ECLI:NL:RBGEL:2013:CA3423
Rechtbank Gelderland
- Eerste aanleg - meervoudig
- D. Vergunst
- N.C. Lookeren van Campagne
- M.J. Ouweneel
- Rechtspraak.nl
Afwijzing verzoek tot opheffing en schorsing van inbewaringstelling in faillissementszaak
In deze zaak heeft de Rechtbank Gelderland op 10 juni 2013 uitspraak gedaan in het kader van de inbewaringstelling van een gefailleerde, hierna aangeduid als [naam]. De rechtbank heeft de verzoeken tot opheffing en schorsing van de inbewaringstelling afgewezen. De gefailleerde, die zich op dat moment in een penitentiaire inrichting bevond, had verzocht om zijn inbewaringstelling op te heffen, stellende dat hij bereid was om de curator alle benodigde informatie te verstrekken voor de afwikkeling van zijn faillissement. De advocaat van [naam] voerde aan dat de inbewaringstelling onrechtmatig was en in strijd met de artikelen 5 en 6 van het Europees Verdrag voor de Rechten van de Mens (EVRM). Hij stelde dat [naam] niet onverwijld was gehoord na zijn inverzekeringstelling en dat de faillissementsbewaring parallel liep aan een strafrechtelijk onderzoek, wat zou leiden tot een schending van zijn rechten.

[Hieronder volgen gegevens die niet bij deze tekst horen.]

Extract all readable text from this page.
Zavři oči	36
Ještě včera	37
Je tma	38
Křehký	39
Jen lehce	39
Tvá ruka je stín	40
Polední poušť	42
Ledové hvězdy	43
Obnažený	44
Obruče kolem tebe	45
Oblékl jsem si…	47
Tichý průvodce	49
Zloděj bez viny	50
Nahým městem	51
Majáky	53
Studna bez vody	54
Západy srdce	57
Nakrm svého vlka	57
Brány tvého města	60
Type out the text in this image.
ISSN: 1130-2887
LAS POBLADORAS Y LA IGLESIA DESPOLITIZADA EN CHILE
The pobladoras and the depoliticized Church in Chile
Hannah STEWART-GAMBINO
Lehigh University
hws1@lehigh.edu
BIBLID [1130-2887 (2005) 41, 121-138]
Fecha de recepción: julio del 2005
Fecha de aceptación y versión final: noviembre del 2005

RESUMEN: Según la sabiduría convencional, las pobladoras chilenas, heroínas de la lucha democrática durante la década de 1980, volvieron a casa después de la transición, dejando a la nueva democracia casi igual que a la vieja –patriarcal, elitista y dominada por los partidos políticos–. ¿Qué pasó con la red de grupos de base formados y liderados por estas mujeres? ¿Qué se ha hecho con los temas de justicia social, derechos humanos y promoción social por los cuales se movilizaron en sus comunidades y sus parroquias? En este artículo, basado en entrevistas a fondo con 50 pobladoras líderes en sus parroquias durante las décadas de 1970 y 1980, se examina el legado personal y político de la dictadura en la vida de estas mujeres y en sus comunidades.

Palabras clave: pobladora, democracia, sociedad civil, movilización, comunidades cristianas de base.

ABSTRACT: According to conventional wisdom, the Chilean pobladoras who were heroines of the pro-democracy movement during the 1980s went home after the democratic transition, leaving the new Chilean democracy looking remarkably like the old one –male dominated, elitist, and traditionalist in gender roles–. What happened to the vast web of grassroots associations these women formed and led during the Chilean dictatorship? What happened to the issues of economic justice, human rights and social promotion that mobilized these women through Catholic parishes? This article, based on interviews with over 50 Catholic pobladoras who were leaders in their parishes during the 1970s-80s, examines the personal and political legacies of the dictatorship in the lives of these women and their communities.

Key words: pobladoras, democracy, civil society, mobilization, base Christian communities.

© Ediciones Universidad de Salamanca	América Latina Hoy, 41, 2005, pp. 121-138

De rechtbank heeft echter geoordeeld dat [naam] niet had voldaan aan zijn verplichtingen om te verschijnen voor de rechter-commissaris en/of de curator, zoals vereist door artikel 105 van de Faillissementswet. Het enkele aanbod om informatie te verstrekken via telefoon of e-mail werd niet als voldoende beschouwd. De rechtbank heeft vastgesteld dat [naam] niet aannemelijk had gemaakt dat hij niet in staat was om naar Nederland te reizen om de curator te ontmoeten. Bovendien bleek uit de overgelegde stukken dat hij had nagelaten de vragen van de curator te beantwoorden, ondanks herhaalde verzoeken om dit te doen.
De rechtbank heeft de belangen van de schuldeisers afgewogen tegen het recht op persoonlijke vrijheid van [naam]. Gezien het feit dat de inbewaringstelling was opgelegd als dwangmiddel wegens het verzuim van [naam] om aan zijn inlichtingenplicht te voldoen, was er geen reden om de inbewaringstelling op te heffen. De rechtbank heeft geconcludeerd dat er geen gronden waren om de inbewaringstelling te beëindigen en heeft het verzoek tot schorsing afgewezen. De beschikking is gegeven in raadkamer, waarbij de rechters D. Vergunst, N.C. Lookeren van Campagne en M.J. Ouweneel aanwezig waren.